Harke! the ravenne flappes hys wynge,
In the briered delle belowe;
Harke! the dethe-owle loude dothe synge,
To the nyghte-mares as heie goe:
Mie love ys dedde,
Gonne to hys deathe-bedde,
Al under the wyllowe tree.
See! the whyte moone sheenes onne hie;
Whyterre ys mie true loves shroude,
Whyterre yanne the mornynge skie,
Whyterre yanne the evenynge cloude:
Mie love ys dedde,
Gon to hys deathe-bedde,
Al under the wyllowe tree.
Heere, uponne mie true loves grave,
Schalle the baren fleurs be layde,
Nee one hallie Seyncte to save
Al the celness of a mayde:
Mie love ys dedde,
Gonne to hys deathe-bedde,
Alle under the wyllowe tree.
Wythe mie hondes I'lle dente the brieres
Rounde his hallie corse to gre;
Ouphante fairie, lyghte youre fyres,
Heere mie boddie stylle schalle bee:
Mie love ys dedde,
Gon to hys death-bedde,
Al under the wyllowe tree.
Comme, wythe acorne-coppe and thorne
Drayne mie hartys blodde awaie;
Lyfe and all yttes goode I scorne,
Daunce bie nete, or feaste by dale:
Mie love ys dedde,
Gon to hys death-bedde,
Al under the wyllowe tree.
Waterre wytches, crownede wythe reytes,
Bere mee to yer leathalle tyde.
I die! I comme! mie true love waytes.--
Thos the damselle spake, and dyed.
AN EXCELENTE BALADE OF CHARITIE
AS WROTEN BIE THE GODE PRIESTE THOMAS ROWLEY, 1464
In Virgyne the sweltrie sun gan sheene,
And hotte upon the mees did caste his raie;
The apple rodded from its palie greene,
And the mole peare did bende the leafy spraie;
The peede chelandri sunge the livelong daie;
'Twas nowe the pride, the manhode, of the yeare,
And eke the grounde was dighte in its most defte aumere.

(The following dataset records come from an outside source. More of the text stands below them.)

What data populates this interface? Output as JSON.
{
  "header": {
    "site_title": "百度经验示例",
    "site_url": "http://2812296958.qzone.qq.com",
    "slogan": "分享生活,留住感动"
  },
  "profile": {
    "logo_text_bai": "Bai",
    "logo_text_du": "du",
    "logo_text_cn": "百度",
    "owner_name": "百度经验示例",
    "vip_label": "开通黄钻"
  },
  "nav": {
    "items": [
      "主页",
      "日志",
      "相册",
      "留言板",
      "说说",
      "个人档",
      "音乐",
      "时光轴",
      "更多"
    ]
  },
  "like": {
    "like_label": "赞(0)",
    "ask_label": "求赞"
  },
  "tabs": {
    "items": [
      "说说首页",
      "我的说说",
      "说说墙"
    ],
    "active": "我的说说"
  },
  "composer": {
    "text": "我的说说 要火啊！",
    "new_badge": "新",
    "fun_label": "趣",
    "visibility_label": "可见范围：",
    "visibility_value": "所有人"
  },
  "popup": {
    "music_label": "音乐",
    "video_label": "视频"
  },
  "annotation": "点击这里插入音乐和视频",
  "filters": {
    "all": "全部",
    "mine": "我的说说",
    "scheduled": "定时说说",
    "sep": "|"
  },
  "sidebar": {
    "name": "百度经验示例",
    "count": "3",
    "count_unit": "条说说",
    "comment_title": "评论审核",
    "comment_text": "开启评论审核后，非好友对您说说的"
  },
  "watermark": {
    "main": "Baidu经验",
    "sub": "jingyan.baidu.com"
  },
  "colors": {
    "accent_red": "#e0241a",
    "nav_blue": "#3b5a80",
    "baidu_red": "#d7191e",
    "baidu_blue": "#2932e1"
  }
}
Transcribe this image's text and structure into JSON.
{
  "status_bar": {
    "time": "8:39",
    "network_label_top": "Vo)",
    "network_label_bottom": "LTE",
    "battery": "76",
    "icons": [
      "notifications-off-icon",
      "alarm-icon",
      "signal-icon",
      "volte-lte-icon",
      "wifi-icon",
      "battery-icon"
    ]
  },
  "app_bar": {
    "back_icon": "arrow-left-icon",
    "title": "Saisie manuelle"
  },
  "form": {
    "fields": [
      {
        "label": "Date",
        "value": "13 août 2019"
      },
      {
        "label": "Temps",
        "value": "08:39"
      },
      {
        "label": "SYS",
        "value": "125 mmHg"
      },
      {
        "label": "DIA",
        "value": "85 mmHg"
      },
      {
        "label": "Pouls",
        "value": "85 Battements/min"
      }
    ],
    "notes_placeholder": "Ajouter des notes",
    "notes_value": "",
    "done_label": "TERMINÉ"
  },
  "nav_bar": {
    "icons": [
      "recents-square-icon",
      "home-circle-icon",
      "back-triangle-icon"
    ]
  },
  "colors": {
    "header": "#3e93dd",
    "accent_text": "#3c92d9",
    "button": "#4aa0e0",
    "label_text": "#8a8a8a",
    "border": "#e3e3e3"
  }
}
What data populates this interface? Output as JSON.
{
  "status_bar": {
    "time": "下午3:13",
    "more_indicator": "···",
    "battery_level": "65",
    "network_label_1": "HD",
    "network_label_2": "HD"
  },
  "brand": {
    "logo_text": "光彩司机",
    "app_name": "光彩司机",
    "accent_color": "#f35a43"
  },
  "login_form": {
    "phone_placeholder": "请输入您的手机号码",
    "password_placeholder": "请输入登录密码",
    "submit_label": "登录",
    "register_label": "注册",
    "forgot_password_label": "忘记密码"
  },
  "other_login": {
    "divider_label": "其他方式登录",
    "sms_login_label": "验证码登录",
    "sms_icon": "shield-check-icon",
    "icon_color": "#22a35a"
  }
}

The sun was glemeing in the midde of daie,
Deadde still the aire, and eke the welkea blue;
When from the sea arist in drear arraie
A hepe of cloudes of sable sullen hue,
The which full fast unto the woodlande drewe,
Hiltring attenes the sunnis fetive face,
And the blacke tempeste swolne and gathered up apace.
Beneathe an holme, faste by a pathwaie side
Which dide unto Seynete Godwine's covent lede,
A hapless pilgrim moneynge dyd abide,
Pore in his viewe, ungentle in his weede,
Longe bretful of the miseries of neede;
Where from the hailstone coulde the almer flie?
He had no housen theere, ne anie covent nie.
Look in his glommed face, his spright there scanne:
Howe woe-be-gone, how withered, forwynd, deade!
Haste to thie church-glebe-house, ashrewed manne;
Haste to thie kiste, thie onlie dorture bedde:
Cale as the claie whiche will gre on thie hedde
Is Charitie and Love aminge highe elves;
Knightis and Barons live for pleasure and themselves.
The gathered storme is rype; the bigge drops falle;
The forswat meadowes smethe, and drenche the raine;
The comyng ghastness do the cattle pall,
And the full flockes are drivynge ore the plaine;
Dashde from the cloudes, the waters flott againe;
The welkin opes, the yellow levynne flies,
And the hot fierie smothe in the wide lowings dies.
Liste! now the thunder's rattling clymmynge sound
Cheves slowie on, and then embollen clangs,
Shakes the hie spyre, and, losst, dispended, drowned,
Still on the gallard eare of terroure hanges;
The windes are up, the lofty elmen swanges;
Again the levynne and the thunder poures,
And the full cloudes are braste attenes in stonen showers.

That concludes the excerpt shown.